Manufacturing News

Gourmet products and e-commerce driving pet food industry

Dog and cat populations have witnessed steady growth in China in the past five years. And sales of pet food products have almost doubled in the same period.

Local brands and multinationals are out to tickle the tastebuds of cats and dogs, and make millions

Five years ago, dog-lover Song Yu decided to open her Paopao Pet Bakery in Beijing, claimed to be the first of its kind in China, to enable pet owners to pamper their furry companions with delicious and healthful treats.

"The idea was born because we wanted to get more dogs to eat fresh and healthful food," said Song. "Health is the most important thing for pet owners, so it's essential for them to buy high-quality food for their pets."

Despite the increasing consumer appetite for gourmet pet food products, it was not easy to get the business up and running at first. High costs forced Song to shutter the bricks-and-mortar store.

Now, though, the business is flourishing, thanks to its virtual storefront on Alibaba Group Holding Ltd's Its focus is on personalized products designed for special occasions like pet birthdays.

Last year, the online pet food store netted more than 1 million yuan ($152,000) in sales.

"Online shopping is very convenient because we can reach any point in China with air deliveries," said Song. "This year, we will keep improving our online store and we will cooperate with more pet stores so that customers can order our products directly from pet stores' websites."
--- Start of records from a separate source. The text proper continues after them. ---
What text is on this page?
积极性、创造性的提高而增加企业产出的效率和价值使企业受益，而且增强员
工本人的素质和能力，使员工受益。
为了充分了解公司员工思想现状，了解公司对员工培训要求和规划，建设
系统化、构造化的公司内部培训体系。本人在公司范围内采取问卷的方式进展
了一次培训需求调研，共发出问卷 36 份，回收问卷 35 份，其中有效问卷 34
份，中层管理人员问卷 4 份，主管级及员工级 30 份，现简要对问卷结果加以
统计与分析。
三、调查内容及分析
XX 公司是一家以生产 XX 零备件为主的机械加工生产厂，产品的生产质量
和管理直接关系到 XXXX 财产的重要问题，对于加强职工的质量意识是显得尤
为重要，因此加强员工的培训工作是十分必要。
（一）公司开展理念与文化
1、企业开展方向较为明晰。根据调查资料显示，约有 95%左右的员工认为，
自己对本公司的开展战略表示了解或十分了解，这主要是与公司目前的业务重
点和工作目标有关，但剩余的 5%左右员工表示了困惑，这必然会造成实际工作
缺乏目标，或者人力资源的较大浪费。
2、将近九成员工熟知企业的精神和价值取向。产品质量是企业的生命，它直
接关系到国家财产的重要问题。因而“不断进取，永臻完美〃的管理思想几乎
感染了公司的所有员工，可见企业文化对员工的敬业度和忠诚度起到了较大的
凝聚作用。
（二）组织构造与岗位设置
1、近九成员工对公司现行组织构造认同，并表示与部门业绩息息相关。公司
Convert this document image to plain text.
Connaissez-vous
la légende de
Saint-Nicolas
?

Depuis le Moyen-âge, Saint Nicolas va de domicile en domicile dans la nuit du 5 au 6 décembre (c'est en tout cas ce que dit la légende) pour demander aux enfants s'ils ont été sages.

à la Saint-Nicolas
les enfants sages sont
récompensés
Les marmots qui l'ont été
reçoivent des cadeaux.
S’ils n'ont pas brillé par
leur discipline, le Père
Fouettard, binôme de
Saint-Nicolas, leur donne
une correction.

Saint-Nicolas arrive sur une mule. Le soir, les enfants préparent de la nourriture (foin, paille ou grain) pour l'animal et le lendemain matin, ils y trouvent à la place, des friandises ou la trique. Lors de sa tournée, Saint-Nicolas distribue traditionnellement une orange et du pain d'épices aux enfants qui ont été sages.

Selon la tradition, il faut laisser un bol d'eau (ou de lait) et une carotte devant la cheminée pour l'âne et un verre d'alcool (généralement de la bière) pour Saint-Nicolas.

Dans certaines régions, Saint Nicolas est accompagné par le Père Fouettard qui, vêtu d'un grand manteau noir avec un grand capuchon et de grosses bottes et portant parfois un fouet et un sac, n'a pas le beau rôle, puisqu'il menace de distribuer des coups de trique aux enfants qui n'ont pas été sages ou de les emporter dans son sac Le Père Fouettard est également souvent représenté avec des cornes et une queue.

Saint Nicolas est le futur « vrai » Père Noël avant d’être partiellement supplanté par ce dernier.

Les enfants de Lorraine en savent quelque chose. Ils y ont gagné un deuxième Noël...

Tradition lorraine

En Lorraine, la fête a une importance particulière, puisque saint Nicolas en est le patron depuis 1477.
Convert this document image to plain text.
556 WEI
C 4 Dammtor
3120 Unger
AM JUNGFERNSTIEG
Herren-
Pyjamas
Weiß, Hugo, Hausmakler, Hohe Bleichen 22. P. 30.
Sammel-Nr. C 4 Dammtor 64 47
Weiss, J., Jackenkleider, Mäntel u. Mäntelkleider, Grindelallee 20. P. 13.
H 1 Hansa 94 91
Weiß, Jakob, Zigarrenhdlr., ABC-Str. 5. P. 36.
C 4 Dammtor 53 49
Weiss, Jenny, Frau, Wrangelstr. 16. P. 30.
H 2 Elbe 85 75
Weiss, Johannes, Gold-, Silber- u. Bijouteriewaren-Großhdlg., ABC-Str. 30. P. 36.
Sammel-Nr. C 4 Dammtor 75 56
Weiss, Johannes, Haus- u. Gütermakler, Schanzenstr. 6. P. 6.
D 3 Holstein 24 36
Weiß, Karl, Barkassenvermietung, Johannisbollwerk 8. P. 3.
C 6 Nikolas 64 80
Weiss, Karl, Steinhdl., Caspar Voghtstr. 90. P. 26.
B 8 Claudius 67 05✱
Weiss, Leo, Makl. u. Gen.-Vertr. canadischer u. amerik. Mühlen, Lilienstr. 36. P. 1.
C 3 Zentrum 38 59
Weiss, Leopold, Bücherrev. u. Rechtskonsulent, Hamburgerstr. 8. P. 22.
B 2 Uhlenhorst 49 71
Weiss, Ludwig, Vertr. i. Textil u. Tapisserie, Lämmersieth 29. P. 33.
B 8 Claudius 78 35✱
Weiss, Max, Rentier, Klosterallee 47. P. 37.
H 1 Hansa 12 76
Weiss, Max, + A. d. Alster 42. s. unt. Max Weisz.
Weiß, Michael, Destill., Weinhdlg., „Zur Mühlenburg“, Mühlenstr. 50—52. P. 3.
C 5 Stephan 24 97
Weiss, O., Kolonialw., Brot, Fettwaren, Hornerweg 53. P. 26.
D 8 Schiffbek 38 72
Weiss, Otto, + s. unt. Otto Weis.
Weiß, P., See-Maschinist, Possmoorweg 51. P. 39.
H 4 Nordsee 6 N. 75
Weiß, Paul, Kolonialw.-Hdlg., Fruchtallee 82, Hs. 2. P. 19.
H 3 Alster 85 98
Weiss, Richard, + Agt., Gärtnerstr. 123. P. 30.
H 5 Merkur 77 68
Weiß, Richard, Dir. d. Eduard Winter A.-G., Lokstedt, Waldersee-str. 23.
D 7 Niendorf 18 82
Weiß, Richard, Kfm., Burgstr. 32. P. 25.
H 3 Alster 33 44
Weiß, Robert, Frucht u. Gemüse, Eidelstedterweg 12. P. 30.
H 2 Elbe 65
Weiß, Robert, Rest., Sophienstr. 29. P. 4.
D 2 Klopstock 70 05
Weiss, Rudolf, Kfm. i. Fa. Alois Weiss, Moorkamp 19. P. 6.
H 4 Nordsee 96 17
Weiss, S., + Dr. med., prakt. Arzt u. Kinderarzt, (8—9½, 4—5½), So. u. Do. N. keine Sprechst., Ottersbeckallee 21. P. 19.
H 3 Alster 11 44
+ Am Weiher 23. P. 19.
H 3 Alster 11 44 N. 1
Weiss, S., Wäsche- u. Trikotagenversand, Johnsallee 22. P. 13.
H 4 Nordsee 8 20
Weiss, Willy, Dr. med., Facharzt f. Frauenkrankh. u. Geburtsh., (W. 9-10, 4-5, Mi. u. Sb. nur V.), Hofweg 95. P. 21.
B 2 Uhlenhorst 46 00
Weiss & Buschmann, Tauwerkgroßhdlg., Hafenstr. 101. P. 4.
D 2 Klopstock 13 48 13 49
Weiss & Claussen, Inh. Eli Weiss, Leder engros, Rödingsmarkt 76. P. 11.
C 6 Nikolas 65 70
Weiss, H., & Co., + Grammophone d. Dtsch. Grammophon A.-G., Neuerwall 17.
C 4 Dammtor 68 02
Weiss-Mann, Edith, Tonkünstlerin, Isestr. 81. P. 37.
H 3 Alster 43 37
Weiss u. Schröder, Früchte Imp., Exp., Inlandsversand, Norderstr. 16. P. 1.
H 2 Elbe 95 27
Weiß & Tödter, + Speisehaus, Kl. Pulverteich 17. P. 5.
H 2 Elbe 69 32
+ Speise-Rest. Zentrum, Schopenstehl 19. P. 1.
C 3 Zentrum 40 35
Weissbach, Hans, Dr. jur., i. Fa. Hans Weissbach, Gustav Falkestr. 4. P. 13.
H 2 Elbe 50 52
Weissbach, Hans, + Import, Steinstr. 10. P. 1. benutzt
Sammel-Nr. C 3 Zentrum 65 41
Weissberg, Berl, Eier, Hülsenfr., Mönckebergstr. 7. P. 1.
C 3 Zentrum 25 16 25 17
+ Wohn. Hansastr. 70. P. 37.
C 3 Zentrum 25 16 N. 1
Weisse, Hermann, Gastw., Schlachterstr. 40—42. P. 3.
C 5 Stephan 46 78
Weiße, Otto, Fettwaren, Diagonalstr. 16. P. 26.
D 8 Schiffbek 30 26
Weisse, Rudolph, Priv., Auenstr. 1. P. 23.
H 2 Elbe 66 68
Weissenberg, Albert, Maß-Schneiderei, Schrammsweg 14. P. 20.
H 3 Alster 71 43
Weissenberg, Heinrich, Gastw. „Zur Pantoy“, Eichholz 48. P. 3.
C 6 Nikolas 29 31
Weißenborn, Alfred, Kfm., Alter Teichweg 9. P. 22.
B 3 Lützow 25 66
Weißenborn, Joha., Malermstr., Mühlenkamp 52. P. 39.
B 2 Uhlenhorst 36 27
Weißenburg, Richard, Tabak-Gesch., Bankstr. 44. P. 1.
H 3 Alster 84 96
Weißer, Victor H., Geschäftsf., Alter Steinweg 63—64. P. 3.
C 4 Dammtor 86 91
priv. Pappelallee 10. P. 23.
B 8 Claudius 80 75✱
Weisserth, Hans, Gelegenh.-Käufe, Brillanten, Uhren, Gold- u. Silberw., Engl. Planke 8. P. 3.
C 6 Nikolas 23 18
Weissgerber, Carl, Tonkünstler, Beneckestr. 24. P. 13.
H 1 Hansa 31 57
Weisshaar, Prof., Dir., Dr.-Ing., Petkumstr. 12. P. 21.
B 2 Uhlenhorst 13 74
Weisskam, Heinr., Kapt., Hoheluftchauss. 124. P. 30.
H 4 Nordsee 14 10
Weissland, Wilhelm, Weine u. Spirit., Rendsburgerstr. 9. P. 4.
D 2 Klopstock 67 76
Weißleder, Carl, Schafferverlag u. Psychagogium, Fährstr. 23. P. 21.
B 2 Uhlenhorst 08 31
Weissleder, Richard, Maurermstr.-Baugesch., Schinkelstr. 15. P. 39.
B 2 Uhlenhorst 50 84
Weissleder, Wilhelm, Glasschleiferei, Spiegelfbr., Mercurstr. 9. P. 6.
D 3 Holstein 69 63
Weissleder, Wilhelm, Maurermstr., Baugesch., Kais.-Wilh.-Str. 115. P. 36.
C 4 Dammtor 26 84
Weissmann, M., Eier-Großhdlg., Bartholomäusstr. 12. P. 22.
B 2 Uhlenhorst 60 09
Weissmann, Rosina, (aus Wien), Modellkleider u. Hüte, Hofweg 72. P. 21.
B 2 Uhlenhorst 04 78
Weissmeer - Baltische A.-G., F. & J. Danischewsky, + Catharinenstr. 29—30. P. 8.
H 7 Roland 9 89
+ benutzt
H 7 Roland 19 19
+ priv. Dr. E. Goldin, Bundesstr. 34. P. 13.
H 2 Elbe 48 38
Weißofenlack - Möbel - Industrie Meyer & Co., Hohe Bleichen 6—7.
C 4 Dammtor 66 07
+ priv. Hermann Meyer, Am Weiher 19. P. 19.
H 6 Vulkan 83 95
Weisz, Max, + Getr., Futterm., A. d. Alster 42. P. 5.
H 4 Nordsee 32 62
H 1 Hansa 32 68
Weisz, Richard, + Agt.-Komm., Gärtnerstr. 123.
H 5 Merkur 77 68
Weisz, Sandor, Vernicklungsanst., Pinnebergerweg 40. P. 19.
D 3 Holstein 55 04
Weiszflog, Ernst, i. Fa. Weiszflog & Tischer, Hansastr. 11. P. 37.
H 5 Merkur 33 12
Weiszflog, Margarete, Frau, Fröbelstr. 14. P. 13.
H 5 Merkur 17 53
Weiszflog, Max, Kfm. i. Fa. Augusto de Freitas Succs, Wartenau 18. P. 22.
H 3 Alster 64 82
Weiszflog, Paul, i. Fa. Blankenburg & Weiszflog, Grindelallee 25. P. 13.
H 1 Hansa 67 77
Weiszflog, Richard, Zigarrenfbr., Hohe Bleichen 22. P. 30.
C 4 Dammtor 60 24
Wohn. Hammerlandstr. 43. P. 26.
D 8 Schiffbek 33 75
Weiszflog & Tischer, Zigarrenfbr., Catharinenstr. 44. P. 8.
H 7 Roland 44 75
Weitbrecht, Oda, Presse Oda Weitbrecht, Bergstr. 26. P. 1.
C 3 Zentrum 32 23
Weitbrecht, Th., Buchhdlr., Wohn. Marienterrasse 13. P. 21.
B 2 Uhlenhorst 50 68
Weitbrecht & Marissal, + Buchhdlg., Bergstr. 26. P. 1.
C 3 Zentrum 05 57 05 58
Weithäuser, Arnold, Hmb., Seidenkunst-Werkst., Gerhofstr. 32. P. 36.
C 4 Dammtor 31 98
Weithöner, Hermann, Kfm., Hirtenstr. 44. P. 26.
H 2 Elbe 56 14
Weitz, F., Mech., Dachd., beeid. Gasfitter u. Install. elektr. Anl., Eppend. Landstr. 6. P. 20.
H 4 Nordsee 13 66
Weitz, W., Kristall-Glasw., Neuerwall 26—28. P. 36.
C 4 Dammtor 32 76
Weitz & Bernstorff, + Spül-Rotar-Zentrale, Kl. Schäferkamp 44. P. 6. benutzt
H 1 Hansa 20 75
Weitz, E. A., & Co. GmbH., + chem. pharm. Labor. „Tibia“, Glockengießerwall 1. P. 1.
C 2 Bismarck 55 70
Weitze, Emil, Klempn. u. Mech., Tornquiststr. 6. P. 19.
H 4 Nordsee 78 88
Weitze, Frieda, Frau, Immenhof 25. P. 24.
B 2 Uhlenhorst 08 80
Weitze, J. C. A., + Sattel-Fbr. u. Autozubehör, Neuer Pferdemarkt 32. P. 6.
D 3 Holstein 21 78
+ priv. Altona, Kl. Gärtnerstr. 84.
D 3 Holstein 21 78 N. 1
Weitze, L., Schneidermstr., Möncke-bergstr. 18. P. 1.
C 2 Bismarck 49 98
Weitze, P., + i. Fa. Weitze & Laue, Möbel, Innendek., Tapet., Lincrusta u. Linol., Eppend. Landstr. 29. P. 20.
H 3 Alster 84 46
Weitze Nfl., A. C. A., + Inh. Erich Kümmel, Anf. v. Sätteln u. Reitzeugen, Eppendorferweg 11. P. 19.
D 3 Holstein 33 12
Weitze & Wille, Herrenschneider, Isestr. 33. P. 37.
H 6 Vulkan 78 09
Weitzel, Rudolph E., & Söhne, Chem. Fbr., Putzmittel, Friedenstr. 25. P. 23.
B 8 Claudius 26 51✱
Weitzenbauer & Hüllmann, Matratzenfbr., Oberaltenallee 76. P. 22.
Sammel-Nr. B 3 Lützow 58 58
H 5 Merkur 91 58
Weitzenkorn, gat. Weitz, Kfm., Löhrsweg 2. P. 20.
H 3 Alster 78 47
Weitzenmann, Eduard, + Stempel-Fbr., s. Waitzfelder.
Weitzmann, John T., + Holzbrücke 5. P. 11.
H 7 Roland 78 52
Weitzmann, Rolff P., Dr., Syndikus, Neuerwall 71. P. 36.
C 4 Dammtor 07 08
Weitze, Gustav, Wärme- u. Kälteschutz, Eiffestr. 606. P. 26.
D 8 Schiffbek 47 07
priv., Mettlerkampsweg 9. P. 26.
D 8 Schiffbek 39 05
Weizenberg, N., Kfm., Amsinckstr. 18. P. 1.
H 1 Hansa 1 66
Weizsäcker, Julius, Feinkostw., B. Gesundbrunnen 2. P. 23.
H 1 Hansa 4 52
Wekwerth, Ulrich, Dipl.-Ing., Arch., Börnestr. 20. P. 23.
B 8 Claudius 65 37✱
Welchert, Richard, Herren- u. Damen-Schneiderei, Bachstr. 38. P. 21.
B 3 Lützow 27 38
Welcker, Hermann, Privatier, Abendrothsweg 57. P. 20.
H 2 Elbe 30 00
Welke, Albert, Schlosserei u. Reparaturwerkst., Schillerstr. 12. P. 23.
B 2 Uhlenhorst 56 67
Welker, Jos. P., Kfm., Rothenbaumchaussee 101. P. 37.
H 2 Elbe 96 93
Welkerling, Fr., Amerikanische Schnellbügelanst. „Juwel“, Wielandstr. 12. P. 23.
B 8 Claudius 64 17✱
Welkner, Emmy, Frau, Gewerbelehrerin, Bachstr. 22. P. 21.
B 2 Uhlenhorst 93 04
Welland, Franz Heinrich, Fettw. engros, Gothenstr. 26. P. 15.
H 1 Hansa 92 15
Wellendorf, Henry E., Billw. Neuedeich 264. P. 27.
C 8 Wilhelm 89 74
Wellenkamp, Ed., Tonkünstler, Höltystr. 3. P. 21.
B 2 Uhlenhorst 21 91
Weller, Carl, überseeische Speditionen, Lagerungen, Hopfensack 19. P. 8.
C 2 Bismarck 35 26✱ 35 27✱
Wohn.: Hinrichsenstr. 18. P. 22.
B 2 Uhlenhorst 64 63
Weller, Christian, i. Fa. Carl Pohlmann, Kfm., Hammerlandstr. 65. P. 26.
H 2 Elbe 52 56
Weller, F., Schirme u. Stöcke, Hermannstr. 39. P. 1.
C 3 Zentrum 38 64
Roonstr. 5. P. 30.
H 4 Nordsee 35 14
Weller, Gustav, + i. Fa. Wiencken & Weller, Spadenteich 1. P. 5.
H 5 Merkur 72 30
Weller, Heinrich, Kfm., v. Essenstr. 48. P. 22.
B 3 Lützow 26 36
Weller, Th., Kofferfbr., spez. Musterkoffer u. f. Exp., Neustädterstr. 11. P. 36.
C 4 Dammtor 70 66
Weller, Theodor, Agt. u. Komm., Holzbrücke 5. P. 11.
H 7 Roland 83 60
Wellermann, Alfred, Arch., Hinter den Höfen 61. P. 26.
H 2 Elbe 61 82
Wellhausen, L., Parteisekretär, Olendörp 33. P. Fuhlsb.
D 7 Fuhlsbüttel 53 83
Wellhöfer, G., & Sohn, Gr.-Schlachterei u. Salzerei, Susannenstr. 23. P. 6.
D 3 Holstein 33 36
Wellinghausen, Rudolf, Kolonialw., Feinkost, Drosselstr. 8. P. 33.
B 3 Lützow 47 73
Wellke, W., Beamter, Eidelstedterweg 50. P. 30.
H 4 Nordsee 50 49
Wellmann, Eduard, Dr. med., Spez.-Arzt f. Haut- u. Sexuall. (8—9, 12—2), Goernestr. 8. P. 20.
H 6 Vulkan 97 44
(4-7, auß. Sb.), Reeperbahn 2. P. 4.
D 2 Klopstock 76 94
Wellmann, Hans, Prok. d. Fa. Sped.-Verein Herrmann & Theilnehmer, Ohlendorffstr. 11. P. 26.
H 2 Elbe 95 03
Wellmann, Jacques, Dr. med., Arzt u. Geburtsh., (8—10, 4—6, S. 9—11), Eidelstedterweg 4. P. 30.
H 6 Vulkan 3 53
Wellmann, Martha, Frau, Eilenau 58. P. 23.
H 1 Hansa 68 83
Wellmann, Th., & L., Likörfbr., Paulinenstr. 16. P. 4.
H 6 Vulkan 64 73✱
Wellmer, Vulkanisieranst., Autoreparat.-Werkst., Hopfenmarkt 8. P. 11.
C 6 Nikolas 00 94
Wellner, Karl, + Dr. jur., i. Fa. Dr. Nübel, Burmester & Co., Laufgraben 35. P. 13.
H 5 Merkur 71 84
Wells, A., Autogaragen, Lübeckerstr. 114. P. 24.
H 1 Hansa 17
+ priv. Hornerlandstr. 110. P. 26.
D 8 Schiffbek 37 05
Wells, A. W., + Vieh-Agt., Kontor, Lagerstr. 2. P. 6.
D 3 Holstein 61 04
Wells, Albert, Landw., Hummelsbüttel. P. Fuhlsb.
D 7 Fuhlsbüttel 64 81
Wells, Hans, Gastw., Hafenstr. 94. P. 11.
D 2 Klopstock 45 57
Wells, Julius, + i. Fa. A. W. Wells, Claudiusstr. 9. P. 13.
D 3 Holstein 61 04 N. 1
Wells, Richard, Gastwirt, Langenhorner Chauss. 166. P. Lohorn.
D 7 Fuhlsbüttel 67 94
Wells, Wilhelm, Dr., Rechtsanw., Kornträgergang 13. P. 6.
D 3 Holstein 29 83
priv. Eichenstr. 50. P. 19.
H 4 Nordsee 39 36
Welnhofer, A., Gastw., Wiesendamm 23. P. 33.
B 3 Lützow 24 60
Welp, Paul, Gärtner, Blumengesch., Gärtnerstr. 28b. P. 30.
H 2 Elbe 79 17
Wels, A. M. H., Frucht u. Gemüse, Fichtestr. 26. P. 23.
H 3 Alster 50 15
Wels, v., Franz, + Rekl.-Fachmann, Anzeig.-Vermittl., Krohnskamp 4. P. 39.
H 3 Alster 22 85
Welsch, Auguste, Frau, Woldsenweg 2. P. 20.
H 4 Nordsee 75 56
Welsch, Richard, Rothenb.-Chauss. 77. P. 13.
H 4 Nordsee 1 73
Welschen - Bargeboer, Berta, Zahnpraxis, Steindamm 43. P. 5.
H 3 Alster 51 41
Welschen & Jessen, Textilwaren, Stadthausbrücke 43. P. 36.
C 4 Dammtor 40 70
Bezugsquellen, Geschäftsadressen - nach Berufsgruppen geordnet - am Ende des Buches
Customized pet birthday cakes enjoy high demand. Song produces more than 1,000 pieces every month.

Confections made with chicken meat are the most popular on the menu. But pet owners can also choose from a wide variety of ingredients such as beef, duck, vegetables and salmon.

Macaroons, cookies and cupcakes specially made to tickle dogs' tastebuds are also available.

Song expects this year's sales to soar as demand for premium and gourmet pet food products is on the rise.

Paopao exemplifies the two trends that are changing the pet food industry in China: The strong emergence of gourmet products and the increasing popularity of online retailing.

Industry experts said that Chinese consumers are now looking for healthful and pricier treats for their pets, thanks to awareness that pets need food with specific nutritional value.

Dog and cat populations have witnessed steady growth in China in the past five years. And sales of pet food products have almost doubled in the same period.

This year, sales of dog and cat food will likely increase by 10.65 percent to 4.57 billion yuan, according to London-based market research company Euromonitor International.

There is a great potential for further sales growth as experts estimate that 75 percent of pet owners in China still feed tablescraps to their pets.

In fact, Mintel calculated that sales of dog and cat food will grow to 7.1 billion yuan in 2020, thanks to higher disposable incomes.

Swiss food giant Nestle SA, owner of six pet food brands in China, including Dog Chow, Friskies, Cat Chow and Fancy Feast, notes pet food is a promising market in the country with an annual growth rate of 25 percent.

It plans to expand its distribution networks to reach smaller cities, and launch more wet food products to meet the demand for premium food.

"There is a huge opportunity to further explore the non-dry business in China. This includes wet food and treats," said Nancy He, a spokesperson for Nestle. "Although its scale is still relatively small, the growth is expected to be very fast."

US-based Mars Inc, renowned for its confectionery, owns several pet food brands including Pedigree and Whiskas. Mars, which is now the leading pet food producer in China, recently entered the premium market with several brands such as Eukanuba, Sheba and Cesar.

"We started manufacturing Eukanuba locally in China last year," said Carrie Fang, a spokesperson for Mars Petcare. "We are looking forward to providing the pet owners in China with multiple choices by introducing our diversified premium pet food brands."

Li Fangning, a young professional living in Beijing, spends 600 yuan a month on average to buy nutrition and other pet care products for her Simba, a two-year-old Bichon Frise, a dog breed known for its curly spongy hair and small built.

Li feeds Simba a combination of homemade pet food and imported premium pet food products, low in additives.

"I think Simba has better food than I do," Li joked, adding her pooch's health is her priority.

Li notes premium products currently available in the market are still not adequate. Which is why she cooks special meals for Simba.